La siguiente historia no debe ser leída por nadie, a menos que sea un miserable. Así inicia la novela de un escritor escocés que leí hace tiempo, pero eso poco importa. Estamos en épocas en que el mundo lo mismo se solidariza para ayudar a víctimas de maremotos, que para bombardear ciudades de por sí en ruinas. Nada menos ayer me subí al microbús y una mujer me pidió dinero para los huérfanos del Sagrado Corazón de Jesús. Cuando me negué, se dio la vuelta y pude observar unas bellas nalgas. ¿Por qué se dedica a pedir limosna pudiendo vender su cuerpo? Estoy llevando este relato a dimensiones absurdas. ¿No es así mi vida?

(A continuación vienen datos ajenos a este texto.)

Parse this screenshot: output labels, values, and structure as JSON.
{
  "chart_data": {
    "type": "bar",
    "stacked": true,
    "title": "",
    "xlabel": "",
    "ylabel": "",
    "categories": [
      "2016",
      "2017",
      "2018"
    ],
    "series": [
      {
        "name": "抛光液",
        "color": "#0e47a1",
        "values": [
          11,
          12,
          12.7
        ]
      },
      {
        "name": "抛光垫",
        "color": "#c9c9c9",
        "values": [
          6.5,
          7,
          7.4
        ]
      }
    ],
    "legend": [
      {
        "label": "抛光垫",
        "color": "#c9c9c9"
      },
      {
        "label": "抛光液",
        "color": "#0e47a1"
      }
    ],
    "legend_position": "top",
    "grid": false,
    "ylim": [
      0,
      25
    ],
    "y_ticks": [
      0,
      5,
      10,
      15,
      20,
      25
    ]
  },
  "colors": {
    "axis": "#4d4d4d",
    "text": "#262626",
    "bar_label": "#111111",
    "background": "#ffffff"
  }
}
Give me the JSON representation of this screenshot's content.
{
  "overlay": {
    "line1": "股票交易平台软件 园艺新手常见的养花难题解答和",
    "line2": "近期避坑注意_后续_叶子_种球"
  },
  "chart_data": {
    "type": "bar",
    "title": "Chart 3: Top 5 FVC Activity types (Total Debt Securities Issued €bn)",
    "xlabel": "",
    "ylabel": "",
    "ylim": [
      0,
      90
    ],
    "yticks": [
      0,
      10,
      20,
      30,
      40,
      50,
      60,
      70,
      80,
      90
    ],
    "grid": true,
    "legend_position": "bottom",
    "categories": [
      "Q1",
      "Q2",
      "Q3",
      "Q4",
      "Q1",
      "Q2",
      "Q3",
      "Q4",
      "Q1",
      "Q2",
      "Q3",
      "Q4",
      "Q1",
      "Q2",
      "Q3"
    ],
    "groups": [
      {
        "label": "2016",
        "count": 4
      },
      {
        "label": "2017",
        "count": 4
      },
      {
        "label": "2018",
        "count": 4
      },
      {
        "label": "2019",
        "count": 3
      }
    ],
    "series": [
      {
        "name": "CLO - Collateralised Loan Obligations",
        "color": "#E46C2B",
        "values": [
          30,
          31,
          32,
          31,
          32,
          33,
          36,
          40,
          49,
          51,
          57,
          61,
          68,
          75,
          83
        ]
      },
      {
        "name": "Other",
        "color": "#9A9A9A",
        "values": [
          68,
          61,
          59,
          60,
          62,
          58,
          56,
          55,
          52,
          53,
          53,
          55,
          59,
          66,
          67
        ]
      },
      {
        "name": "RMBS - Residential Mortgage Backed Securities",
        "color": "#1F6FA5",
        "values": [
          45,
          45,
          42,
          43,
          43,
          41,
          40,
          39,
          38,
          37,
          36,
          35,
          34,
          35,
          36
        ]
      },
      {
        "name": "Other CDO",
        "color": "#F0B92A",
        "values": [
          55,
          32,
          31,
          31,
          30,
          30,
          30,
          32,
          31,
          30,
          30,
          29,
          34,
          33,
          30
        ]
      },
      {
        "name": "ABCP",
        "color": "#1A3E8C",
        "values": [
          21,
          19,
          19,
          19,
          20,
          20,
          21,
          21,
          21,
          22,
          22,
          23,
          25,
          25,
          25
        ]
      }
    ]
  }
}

Era la una de la tarde de ayer cuando abrí un libro sobre el futuro de la humanidad. Las ciudades estarán bajo el fango, los reptiles devorarán a la especie humana y regresaremos al triásico. Aunque la obra consta de 222 páginas, las palabras anteriores la resumen por completo. Se ha hecho costumbre en mis amigos citarme a cierta hora para después hacerme esperar como un imbécil. Ahí estaba, a la una de la tarde, esperando a uno de esos idiotas, cuando comencé a leer la historia descrita. Una extraña tarde comenzaba. La primera línea decía que “un curioso silencio se cernía sobre la nave”, pero mis ojos y cerebro cambiaron el “cernía” por “servía”. Ahí no acabó todo; conforme avanzaba en la lectura, las palabras cambiaban dando una connotación completamente errónea a la historia. Así, fui confundiendo barco con banco, baranda con barranca, nítidas con nutridas, carcomidas con calcolmanías y un sinfín incoherencias. Cerré las páginas y traté de recordar cuándo fue la última vez que consumí heroína. O tal vez es que recientemente estoy apasionado con las ecuaciones de tercer grado; paso noches enteras resolviendo ejercicios matemáticos que, estoy seguro, me servirán para un carajo. ¿Por qué mi cerebro no está dando la orden de leer como se debe? ¿Estaré necesitando anteojos? Me cansé de esperar y salí rumbo a ninguna parte, sólo quería caminar, despejarme y recibir algunos rayos de sol.
Dos horas más tarde mi estómago pedía algo de alimento. Por la mañana sólo tomé café y unas galletas que compro desde hace una semana; en el interior viene una calcomanía de extraterrestres en tercera dimensión. Recordé que días atrás conocí a un tipo dueño de una tortería, quizá me recordaba y decidiría no cobrarme. Al final preferí evitar que me viera como un oportunista y me dirigí a una cuadra de distancia, en una fonda donde además de una estufa había videojuegos. Aunque mi decisión era pedir guisado, le dije a la mesera que me sirviera una torta, acompañada de un café americano. El calor me abrumaba, un jugo de naranja o una cerveza hubieran sido mejor que un café, pero, al igual que en la lectura, una vez más mi cerebro estaba desconectado y me hacía comportarme en contra de mis deseos. Cabe apuntar que el servicio fue pésimo, pues la torta contenía una milanesa mal cocida y el café me lo dieron con 25 minutos de retraso. Por supuesto que no les iba a pagar ni un centavo. Cuando la muchacha se acercó a mí, dejó una nota por 32 pesos. Los puse sobre la mesa y me largué sin decir ni pío.
A Julia la conocí en un verano. Llegué a mi clase de alemán cuando la encontré sentada, platicando con mi amigo Ramiro, un aficionado a la música hindú y las artes marciales. La conversación me pareció tan soez, que salí a fumar mientras el profesor arribaba. No sé en qué momento la empecé a amar. De pronto despertaba pensando en ella o soñaba que era mi esposa mientras yo purgaba una condena de 20 años en prisión. Por varios meses se convirtió en una obsesión, pero mi timidez no me permitía expresarle mis sentimientos, hasta que un día, en mis cinco sentidos, me armé de valor y le solté la sopa.
Julia nunca me había llamado por teléfono, pero ayer lo hizo. Me invitó a una fiesta en casa de Alicia, que ya rebasa los 30 años. Pensé entonces en agradecer que me tomara en cuenta y ofrecerme a pasar por ella en mi viejo Ford 89. “No sé si pueda”, le dije y colgué.